Sections 2 and 3 outlined the concept of a
parallel Web crawler and query system. Extreme datamining of the
World Wide Web requires state-of-the-art hardware and software design.
One obvious constraint is bandwidth.
Figure 3
shows the exponential growth of the commercial and the
experimental transmission
capacity in Gbit/s over time as compared to the increase in Microprocessor
Performance.
They show the same increase. However, there is a time lag of approximately seven
years between commercial and
experimental capacity. Estimated Internet traffic increase
significantly exceeds the performance increase
of photonic and computing technologies! Because of the distributed,
non-symmetrical nature of the WWW, the obvious
bandwidth problem may be eased to some extent with a parallel approach that
draws on considerable
computing power (such as the one taken by SwissTx, as outlined above).
The authors foresee the wide-spread use of Web robots and
intelligent agents, especially in business to provide a myriad of
information relevant to e-commerce. New technologies such as Jini will promote
the
pervasion of the Internet to virtually everywhere.
|
,
the next challenge will be to make these different kinds of robots to
communicate with each other.
Web archives will provide mankind with the unique possibility to monitor, keep, protect and archive expressions of all the diverse human cultures. Human culture may be our most precious assets. This might better be engraved in stone, to survive all potential crises.
``I know not with what weapons World War III will be fought, but World War IV will be fought with sticks and stones.''
-A. Einstein.
The well-known novel by Isaac Asimov, ``Foundation and Earth'', presents another pessimistic view of the future. In his novel, a small group of explorers search for the planet Earth -- the origin of the humanity. Earth is not mentioned in any existing archives. During their quest this group arrives on the planet Aurora, one of the biggest and oldest centres of civilisation. No trace of any electronics, any robots - once the pride and a wealth of Aurora. The only traces they found were those engraved in stone.

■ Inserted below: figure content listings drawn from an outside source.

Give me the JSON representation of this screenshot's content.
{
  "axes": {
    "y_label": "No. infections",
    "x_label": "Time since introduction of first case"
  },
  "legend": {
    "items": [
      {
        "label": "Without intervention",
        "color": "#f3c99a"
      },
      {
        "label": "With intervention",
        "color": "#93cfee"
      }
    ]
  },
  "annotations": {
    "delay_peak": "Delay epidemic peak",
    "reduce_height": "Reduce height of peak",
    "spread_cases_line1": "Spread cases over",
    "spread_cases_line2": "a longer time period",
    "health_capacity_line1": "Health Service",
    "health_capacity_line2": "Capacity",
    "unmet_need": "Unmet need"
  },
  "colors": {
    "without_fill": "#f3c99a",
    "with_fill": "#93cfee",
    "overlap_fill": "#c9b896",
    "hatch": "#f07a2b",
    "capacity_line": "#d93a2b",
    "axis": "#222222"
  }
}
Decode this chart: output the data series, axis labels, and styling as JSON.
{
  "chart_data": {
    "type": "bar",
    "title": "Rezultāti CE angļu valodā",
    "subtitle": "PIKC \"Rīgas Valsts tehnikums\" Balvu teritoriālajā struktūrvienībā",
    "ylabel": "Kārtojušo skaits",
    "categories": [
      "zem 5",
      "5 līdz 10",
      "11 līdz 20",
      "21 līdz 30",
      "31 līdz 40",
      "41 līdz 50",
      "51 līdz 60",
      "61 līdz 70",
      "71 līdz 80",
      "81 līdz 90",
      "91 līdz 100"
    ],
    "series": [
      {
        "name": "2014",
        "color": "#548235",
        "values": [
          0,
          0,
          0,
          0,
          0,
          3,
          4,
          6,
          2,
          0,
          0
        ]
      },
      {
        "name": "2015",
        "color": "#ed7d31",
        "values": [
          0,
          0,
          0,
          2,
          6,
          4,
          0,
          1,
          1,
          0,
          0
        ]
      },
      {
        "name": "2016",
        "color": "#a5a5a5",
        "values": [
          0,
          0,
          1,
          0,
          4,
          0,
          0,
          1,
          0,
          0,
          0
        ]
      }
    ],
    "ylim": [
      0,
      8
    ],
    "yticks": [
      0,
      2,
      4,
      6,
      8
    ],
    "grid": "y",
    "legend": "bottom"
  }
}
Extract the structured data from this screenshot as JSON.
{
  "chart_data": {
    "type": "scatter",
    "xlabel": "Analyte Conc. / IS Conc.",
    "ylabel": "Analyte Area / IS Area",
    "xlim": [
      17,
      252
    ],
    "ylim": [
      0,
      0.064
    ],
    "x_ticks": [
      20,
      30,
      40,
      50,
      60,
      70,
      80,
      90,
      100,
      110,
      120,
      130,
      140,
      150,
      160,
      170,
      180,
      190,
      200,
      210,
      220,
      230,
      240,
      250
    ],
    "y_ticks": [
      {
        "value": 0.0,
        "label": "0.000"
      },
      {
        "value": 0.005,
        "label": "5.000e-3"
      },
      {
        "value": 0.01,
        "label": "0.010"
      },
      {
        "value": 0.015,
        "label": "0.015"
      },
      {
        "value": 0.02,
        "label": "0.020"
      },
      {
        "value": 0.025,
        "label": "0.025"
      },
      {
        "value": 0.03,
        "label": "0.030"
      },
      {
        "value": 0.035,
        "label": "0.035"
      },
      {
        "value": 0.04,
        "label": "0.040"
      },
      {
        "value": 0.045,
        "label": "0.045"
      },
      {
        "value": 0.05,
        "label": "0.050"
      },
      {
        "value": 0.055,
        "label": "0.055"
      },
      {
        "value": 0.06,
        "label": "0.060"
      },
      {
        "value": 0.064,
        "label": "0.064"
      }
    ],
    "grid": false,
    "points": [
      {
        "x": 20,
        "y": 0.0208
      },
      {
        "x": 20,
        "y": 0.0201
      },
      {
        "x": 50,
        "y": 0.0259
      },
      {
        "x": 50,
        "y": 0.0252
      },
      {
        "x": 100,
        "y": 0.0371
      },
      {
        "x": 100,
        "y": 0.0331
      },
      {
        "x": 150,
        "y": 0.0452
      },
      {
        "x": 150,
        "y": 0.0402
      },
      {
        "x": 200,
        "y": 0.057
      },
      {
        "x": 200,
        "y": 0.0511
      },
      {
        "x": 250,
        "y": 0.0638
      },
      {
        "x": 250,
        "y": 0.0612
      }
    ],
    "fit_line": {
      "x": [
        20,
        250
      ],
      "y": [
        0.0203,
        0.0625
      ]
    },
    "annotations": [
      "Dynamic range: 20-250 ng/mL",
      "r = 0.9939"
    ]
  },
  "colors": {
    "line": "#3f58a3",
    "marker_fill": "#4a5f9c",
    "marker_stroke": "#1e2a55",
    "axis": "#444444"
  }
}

However, the authors do not share such a pessimistic outlook on mankind's future. Fortunately, real life gives plenty reasons for optimism and also room for surprise. For example, in 1903, the Polish ethnographer Bronislaw Pilsudski recorded the biggest and most important archive on the Ainu people's (a native group of people in Japan) culture [41]. These tapes were lost and then found again in 1930, but there was no suitable device left to read them. It took another 50 years, when Japanese engineers in the 1980s constructed a special laser reader for these tapes. In this way, the Ainu people got access to the archive of their cultural heritage back, causing an amazingly fast cultural revival.
The authors hope that future Web archives will not be needed to revive nearly extinct local cultures after a period of rapid globalization, but that they will enrich the cultural lives of all people on this planet. If organized by a multitude of independent organizations (such as www.archive.org), Web archives will most certainly be sources of cultural enrichment. They will help mankind to better understand the diverse world, and to take advantage of the most democratic medium, the Internet. The idea of comprehensive, long-term Web archives is both a challenging one as it is a promising one, which provides a unique chance that we should not miss.